当時、八商には他には見られない大きな教育行事があった。海外研修旅行だ。自立心に燃える大作は、その費用を自分で捻出しようと試みる。しかし、時代(昭和初期)はちょうど世界的な経済不況の暗雲がたちこめている時であり、計画は思うようには進まない。大切な学友小森とも、在日朝鮮人(現在の韓国)金さんのことで喧嘩別れしてしまう。学友たちは旅行費捻出に苦心する彼をみかねて、「家に助けてもらえ」と助言する。
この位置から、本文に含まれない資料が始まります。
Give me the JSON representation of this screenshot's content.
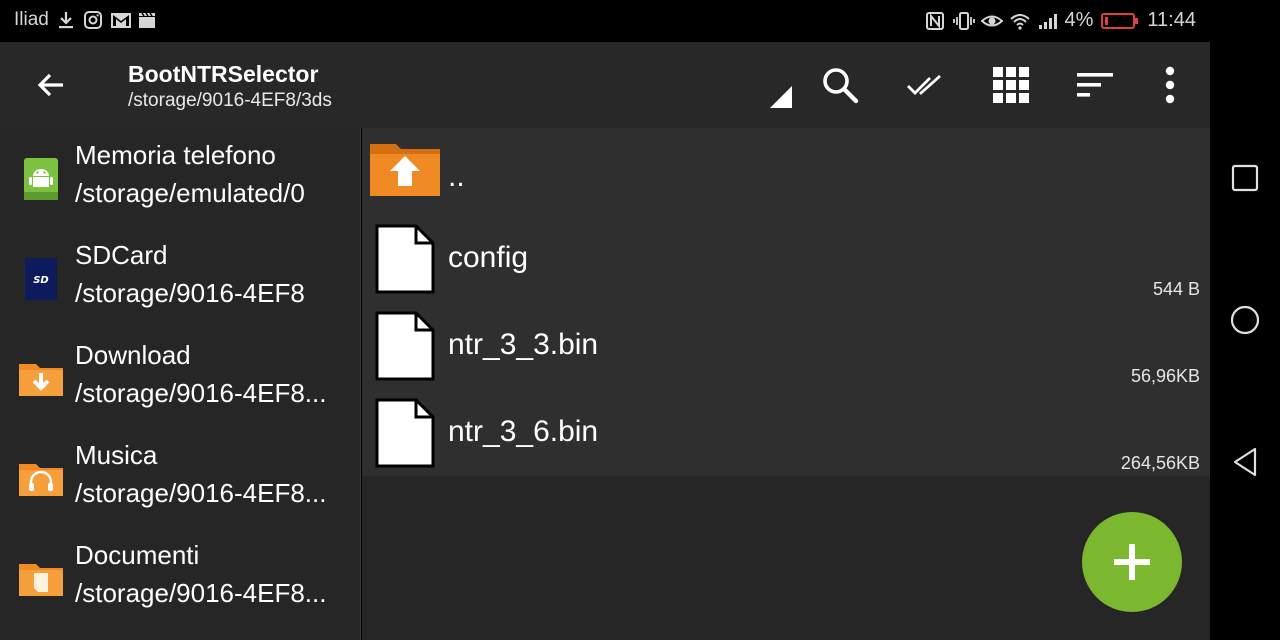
{
  "status_bar": {
    "carrier": "Iliad",
    "battery_percent": "4%",
    "time": "11:44",
    "icons_left": [
      "download-icon",
      "instagram-icon",
      "gmail-icon",
      "clapper-icon"
    ],
    "icons_right": [
      "nfc-icon",
      "vibrate-icon",
      "eye-icon",
      "wifi-icon",
      "signal-icon",
      "battery-icon"
    ]
  },
  "app_bar": {
    "title": "BootNTRSelector",
    "subtitle": "/storage/9016-4EF8/3ds",
    "actions": [
      "search-icon",
      "select-all-icon",
      "grid-view-icon",
      "sort-icon",
      "more-icon"
    ]
  },
  "sidebar": {
    "items": [
      {
        "name": "Memoria telefono",
        "path": "/storage/emulated/0",
        "icon": "android-storage-icon"
      },
      {
        "name": "SDCard",
        "path": "/storage/9016-4EF8",
        "icon": "sdcard-icon"
      },
      {
        "name": "Download",
        "path": "/storage/9016-4EF8...",
        "icon": "download-folder-icon"
      },
      {
        "name": "Musica",
        "path": "/storage/9016-4EF8...",
        "icon": "music-folder-icon"
      },
      {
        "name": "Documenti",
        "path": "/storage/9016-4EF8...",
        "icon": "documents-folder-icon"
      }
    ]
  },
  "files": [
    {
      "name": "..",
      "size": "",
      "icon": "parent-folder-icon"
    },
    {
      "name": "config",
      "size": "544 B",
      "icon": "file-icon"
    },
    {
      "name": "ntr_3_3.bin",
      "size": "56,96KB",
      "icon": "file-icon"
    },
    {
      "name": "ntr_3_6.bin",
      "size": "264,56KB",
      "icon": "file-icon"
    }
  ],
  "colors": {
    "accent_green": "#7cb82f",
    "folder_orange": "#f08a24",
    "app_bar": "#282828",
    "background": "#262626"
  }
}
だが、大作はあくまでも初心を貫く。そんなある日、金さんのちょっとした言葉から行商のヒントを得た彼は、ついに朝鮮行きの道を切り開く。海を渡り異国の地を踏んだが、風俗習慣の違い、言葉の難しさ、そして自身の思惑は外れて苦難の道が続く。
大作はその苦しみの中から、「客とは何か」「売るとはどういうことか」を掴みかけていく。